Java Coded Character Set

Source: Internet
Author: User
Tags aliases

Java Coded Character Set

@author Ixenos

    1. 1. Character Set

a) the character set establishes a mapping between a sequence of two-byte Unicode symbols and a sequence of bytes using local character encoding.

b) in order to be compatible with other names, each character set has many aliases , and the aliases method of the CharSet object can return a set object composed of aliases

I. set<string> aliases = charset.aliases ();

II. for (String alias:aliases) {...}

III. you can use aliases to get Charset objects : Charset Charset =class.forname ("UTF-8")

C

 Jim Liu
Links: https://www.zhihu.com/question/50356029/answer/120608944
Source: Know
Copyright belongs to the author, please contact the author for authorization.

TL;DR
Character Set:A number of characters are included and indexed.
character encoding: A numbered index in a character set that uses the technical requirements and formats that the computer can handle (usually in bytes) to do the binary implementation.
----Split Line----
GB2312is a character set and is also a character encoding, which contains about thousands of characters.
GB18030Is the character set, which is also the encoding of theGB2312A huge extension that contains about 70,000 + characters.
The above two are GB
GBKIs Microsoft toGB2312The extension, compatibleGB2312(and GB18030 is not perfect compatible with GBK), GBK is not GB.
----Split Line----
UnicodeIs the "Universal Code" character set, and it is also a very simple code, but few programs will directly use this code.
More programs will useUnicode Transform Format/utfCoding, the more common isUTF-8AndUTF-16

----Split Line----
Why not support Unicode and build GB18030?
1.Unicode is used all over the world., is subject to ISO, and is very much compromised in English.
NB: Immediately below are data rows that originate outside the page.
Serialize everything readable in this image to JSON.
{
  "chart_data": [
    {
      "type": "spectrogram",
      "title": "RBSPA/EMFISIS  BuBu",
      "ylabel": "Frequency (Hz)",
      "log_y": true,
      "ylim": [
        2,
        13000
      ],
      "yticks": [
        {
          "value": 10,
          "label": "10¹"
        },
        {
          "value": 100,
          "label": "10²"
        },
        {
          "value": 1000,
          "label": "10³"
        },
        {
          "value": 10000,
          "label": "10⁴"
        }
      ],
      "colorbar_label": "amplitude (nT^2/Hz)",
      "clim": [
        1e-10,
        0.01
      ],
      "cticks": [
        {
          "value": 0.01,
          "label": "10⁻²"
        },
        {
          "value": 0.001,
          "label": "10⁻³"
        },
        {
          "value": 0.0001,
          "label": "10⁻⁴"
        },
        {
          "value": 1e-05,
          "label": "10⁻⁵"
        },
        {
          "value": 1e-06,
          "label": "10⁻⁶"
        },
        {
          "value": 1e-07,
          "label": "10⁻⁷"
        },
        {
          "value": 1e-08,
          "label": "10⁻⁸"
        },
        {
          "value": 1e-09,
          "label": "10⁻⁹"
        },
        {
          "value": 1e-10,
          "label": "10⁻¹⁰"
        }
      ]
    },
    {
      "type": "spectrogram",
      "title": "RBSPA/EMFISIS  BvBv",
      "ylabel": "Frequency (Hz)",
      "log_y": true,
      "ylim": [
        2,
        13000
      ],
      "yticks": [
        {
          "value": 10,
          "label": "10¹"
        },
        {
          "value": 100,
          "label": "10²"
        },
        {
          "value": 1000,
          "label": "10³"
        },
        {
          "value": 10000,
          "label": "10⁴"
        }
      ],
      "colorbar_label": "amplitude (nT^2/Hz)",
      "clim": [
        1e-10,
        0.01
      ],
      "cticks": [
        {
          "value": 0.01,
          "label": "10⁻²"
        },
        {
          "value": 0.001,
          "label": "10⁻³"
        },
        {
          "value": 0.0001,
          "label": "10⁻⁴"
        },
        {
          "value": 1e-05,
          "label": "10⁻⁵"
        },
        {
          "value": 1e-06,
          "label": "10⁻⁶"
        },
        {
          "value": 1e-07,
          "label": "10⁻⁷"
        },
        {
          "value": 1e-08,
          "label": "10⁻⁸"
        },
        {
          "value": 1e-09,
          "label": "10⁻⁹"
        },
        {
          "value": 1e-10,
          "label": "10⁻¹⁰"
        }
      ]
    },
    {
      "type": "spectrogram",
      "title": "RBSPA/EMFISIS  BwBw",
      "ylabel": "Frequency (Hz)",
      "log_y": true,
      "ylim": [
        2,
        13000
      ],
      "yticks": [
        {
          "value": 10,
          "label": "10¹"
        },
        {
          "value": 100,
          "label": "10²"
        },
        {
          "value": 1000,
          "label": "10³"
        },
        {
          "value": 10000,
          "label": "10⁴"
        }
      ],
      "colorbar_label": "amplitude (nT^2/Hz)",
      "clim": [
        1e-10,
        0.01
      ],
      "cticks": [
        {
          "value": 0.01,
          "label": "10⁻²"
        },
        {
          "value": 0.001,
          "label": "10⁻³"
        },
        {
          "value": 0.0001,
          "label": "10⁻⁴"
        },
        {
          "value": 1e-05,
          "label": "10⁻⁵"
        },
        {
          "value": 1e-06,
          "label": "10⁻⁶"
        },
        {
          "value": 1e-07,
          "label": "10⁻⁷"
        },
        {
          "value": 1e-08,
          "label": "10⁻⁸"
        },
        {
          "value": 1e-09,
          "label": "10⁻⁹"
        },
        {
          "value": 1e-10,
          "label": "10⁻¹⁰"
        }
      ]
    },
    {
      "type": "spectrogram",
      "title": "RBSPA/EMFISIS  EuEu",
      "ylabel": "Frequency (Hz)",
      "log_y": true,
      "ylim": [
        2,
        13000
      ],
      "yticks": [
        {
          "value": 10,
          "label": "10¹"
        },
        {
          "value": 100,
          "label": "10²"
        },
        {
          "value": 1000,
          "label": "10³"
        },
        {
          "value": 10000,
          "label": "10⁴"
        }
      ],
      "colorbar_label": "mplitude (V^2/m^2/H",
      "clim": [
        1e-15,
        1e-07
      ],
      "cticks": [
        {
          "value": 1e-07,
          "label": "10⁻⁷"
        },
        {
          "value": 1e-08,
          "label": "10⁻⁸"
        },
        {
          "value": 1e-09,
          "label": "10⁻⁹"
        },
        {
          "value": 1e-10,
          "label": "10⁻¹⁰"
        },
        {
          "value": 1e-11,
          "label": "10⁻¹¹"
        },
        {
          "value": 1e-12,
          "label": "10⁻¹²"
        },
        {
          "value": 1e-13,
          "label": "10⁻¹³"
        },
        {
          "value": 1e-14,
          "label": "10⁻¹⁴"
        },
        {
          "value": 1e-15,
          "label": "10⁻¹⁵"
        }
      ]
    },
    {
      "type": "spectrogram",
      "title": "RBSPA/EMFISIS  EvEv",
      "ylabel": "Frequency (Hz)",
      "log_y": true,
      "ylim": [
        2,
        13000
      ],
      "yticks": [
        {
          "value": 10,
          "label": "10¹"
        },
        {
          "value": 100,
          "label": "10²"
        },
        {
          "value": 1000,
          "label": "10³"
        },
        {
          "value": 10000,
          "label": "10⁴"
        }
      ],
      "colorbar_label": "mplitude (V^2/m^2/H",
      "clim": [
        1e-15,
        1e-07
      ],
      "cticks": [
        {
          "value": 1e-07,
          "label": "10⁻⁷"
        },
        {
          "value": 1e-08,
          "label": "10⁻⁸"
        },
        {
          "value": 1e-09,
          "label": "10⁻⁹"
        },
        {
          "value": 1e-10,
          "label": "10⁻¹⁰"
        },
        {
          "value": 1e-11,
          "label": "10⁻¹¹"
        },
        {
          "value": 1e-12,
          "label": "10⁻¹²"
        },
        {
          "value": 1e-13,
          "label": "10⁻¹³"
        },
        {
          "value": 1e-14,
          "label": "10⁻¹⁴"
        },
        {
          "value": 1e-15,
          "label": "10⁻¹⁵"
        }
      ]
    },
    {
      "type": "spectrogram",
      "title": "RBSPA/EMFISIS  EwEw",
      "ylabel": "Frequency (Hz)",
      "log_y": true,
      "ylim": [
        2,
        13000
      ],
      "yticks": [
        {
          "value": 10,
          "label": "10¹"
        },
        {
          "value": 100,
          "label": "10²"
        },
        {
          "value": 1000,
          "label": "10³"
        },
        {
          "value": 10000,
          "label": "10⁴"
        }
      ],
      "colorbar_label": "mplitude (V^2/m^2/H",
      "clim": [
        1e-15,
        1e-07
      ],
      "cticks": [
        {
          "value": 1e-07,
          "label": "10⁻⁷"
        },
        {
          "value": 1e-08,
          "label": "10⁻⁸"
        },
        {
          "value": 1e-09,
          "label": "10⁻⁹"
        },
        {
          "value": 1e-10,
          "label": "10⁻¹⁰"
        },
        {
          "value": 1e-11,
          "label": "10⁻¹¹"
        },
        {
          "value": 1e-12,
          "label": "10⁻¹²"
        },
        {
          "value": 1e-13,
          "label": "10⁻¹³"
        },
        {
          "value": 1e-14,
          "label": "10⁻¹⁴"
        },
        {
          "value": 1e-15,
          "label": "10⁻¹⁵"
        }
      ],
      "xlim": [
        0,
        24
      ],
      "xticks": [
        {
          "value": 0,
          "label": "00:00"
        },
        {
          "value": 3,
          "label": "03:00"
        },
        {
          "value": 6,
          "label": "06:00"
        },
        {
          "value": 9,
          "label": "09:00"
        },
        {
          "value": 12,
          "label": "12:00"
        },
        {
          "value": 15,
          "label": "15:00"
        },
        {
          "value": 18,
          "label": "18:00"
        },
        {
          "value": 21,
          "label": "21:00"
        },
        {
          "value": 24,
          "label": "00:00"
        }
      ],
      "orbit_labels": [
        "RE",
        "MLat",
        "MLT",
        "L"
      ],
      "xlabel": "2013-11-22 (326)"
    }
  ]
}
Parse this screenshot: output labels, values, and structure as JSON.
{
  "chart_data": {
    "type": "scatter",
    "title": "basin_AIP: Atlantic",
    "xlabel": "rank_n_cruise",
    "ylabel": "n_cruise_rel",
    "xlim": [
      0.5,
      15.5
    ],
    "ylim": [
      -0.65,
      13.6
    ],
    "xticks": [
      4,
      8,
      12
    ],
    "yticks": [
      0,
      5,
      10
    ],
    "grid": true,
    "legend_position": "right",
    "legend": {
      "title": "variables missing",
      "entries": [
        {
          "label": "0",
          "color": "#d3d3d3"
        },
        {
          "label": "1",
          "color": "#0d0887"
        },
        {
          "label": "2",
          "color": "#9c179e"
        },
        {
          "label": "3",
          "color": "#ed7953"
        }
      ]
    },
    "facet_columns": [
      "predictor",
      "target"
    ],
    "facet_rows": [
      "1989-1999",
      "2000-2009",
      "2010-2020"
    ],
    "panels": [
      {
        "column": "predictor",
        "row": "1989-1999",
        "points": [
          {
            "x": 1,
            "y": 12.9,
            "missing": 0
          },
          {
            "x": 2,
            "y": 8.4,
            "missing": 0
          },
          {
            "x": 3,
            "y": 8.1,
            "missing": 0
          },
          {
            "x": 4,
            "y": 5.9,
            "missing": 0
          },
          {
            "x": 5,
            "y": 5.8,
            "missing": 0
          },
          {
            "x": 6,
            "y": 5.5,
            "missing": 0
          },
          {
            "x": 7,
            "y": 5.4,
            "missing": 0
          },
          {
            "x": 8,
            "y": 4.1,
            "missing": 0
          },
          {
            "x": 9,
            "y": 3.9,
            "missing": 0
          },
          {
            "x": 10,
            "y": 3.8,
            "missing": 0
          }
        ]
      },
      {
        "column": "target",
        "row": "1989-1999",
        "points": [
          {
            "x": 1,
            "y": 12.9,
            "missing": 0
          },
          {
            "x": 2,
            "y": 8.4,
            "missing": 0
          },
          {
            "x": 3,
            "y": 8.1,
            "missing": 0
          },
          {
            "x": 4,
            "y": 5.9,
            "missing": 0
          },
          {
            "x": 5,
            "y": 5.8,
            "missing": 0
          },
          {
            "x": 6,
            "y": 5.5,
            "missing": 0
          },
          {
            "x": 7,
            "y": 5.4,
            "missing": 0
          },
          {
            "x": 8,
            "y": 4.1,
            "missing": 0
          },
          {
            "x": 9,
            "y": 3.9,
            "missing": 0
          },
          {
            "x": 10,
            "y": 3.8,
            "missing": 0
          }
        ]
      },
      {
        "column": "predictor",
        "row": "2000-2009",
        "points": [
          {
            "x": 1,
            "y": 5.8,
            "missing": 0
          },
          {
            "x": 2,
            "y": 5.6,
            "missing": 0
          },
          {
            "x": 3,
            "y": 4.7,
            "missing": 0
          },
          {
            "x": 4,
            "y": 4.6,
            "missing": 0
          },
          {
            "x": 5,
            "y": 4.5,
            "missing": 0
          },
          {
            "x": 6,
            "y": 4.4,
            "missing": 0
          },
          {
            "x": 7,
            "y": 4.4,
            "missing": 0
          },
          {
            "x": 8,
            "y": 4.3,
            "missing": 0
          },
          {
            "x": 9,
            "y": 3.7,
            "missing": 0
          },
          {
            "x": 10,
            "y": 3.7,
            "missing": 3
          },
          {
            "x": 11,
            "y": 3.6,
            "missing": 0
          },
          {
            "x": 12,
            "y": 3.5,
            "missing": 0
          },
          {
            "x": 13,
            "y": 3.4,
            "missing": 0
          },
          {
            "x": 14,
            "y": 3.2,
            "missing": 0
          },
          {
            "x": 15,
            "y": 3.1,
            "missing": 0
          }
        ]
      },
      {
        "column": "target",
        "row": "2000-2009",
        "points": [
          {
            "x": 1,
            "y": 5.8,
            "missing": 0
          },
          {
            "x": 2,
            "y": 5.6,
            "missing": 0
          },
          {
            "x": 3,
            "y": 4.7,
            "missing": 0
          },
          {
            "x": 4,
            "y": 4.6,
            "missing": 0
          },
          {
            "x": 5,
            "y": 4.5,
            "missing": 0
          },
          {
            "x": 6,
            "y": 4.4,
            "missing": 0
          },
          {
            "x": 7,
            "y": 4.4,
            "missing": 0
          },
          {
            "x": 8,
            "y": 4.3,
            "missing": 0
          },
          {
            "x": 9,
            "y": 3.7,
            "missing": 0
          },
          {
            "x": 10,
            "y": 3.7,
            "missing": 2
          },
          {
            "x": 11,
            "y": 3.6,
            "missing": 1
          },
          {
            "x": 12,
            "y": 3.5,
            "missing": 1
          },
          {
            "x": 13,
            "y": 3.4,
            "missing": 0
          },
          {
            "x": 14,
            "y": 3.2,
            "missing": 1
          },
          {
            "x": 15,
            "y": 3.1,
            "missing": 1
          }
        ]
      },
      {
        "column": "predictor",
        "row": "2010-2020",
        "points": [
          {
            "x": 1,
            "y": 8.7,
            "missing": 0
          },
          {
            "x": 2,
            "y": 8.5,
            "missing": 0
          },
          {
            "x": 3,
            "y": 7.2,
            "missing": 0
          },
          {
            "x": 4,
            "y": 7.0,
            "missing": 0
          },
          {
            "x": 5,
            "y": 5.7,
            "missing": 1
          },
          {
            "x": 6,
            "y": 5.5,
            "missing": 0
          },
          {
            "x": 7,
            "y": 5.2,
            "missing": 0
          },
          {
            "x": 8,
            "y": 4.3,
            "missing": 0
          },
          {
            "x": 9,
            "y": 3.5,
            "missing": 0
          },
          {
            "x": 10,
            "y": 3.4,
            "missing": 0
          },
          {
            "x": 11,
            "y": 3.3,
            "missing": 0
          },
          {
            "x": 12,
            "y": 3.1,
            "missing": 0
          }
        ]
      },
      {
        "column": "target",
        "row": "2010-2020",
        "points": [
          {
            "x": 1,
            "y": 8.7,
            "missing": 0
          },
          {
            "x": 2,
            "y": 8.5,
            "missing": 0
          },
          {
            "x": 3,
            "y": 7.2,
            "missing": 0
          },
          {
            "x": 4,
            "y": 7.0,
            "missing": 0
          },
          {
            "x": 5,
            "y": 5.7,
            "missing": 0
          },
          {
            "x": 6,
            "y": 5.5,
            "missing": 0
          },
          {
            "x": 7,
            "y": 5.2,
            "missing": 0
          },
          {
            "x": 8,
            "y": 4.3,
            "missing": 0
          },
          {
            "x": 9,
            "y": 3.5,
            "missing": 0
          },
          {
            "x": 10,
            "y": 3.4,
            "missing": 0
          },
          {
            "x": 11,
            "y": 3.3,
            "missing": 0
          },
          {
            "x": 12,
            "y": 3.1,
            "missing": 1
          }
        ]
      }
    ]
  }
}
It is not necessarily the most perfect coding scheme for Chinese characters. For example, UTF-8 encoding means most Chinese characters require 3 bytes, while GB18030 encoding most Chinese characters require only 2 bytes.
2, GB18030 is perfectly compatible with GB2312, which is very good for legacy system compatibility in Chinese environment. According to Wikipedia, Unicode only included Chinese characters in 1992, and the 1993 Unicode version of 1.1 included the same amount as GB18030, while GB2312 began to spread as early as 80. Not that we are not compatible with Unicode, but that Unicode is incompatible with us. For GB18030, he took on the role of extended GB2312, not simply making wheels to make the standard differentiation can be explained. Windows introduced the GBK in 1995 and it is perfectly compatible with GB2312. In that era, the Internet is not as well developed as today, according to different language environment to choose a cost-effective coding scheme, or understandable.

d) Local encoding mode cannot represent all Unicode characters, and if a character cannot be displayed, it will be converted to "? ".

e) once you have a character set , you can convert between a Java string (a Unicode code element) and a sequence of bytes (encoded)

I. coding (verb encode) Example of a Java string, which translates to a byte array, one or two or three or four bytes representing the character encoding (noun)

II. String str = "...";

III. Bytebuffer buffer = Charset.encode (str);//encode the string using the corresponding character set to return the Bytebuffer object

Iv. byte[] bytes = Buffer.array (); Remove the byte array from the object

V. To decode a byte sequence , you naturally need a byte buffer (Bytebuffer) object, using the static method of Bytebuffer wrap to convert a byte array into a buffer of a Bytebuffer object

vi. byte[] bytes = ...;

VII. Bytebuffer BBUF = bytebuffer.wrap (bytes,offset, length);

Viii. Charbuffer cbuf = Charset.decode (BBUF);//Return Charbuffer Object

IX. String str = cbuf.tostring ();

Extended reading :

Is it related to Unicode on GB18030 root?

Coding Crooked Biography--Basic article

Coding Crooked Biography--web

Code Crooked Biography--The external chapter

Java Coded Character Set

Related Article

Contact Us

The content source of this page is from Internet, which doesn't represent Alibaba Cloud's opinion; products and services mentioned on that page don't have any relationship with Alibaba Cloud. If the content of the page makes you feel confusing, please write us an email, we will handle the problem within 5 days after receiving your email.

If you find any instances of plagiarism from the community, please send an email to: info-contact@alibabacloud.com and provide relevant evidence. A staff member will contact you within 5 working days.

A Free Trial That Lets You Build Big!

Start building with 50+ products and up to 12 months usage for Elastic Compute Service

  • Sales Support

    1 on 1 presale consultation

  • After-Sales Support

    24/7 Technical Support 6 Free Tickets per Quarter Faster Response

  • Alibaba Cloud offers highly flexible support services tailored to meet your exact needs.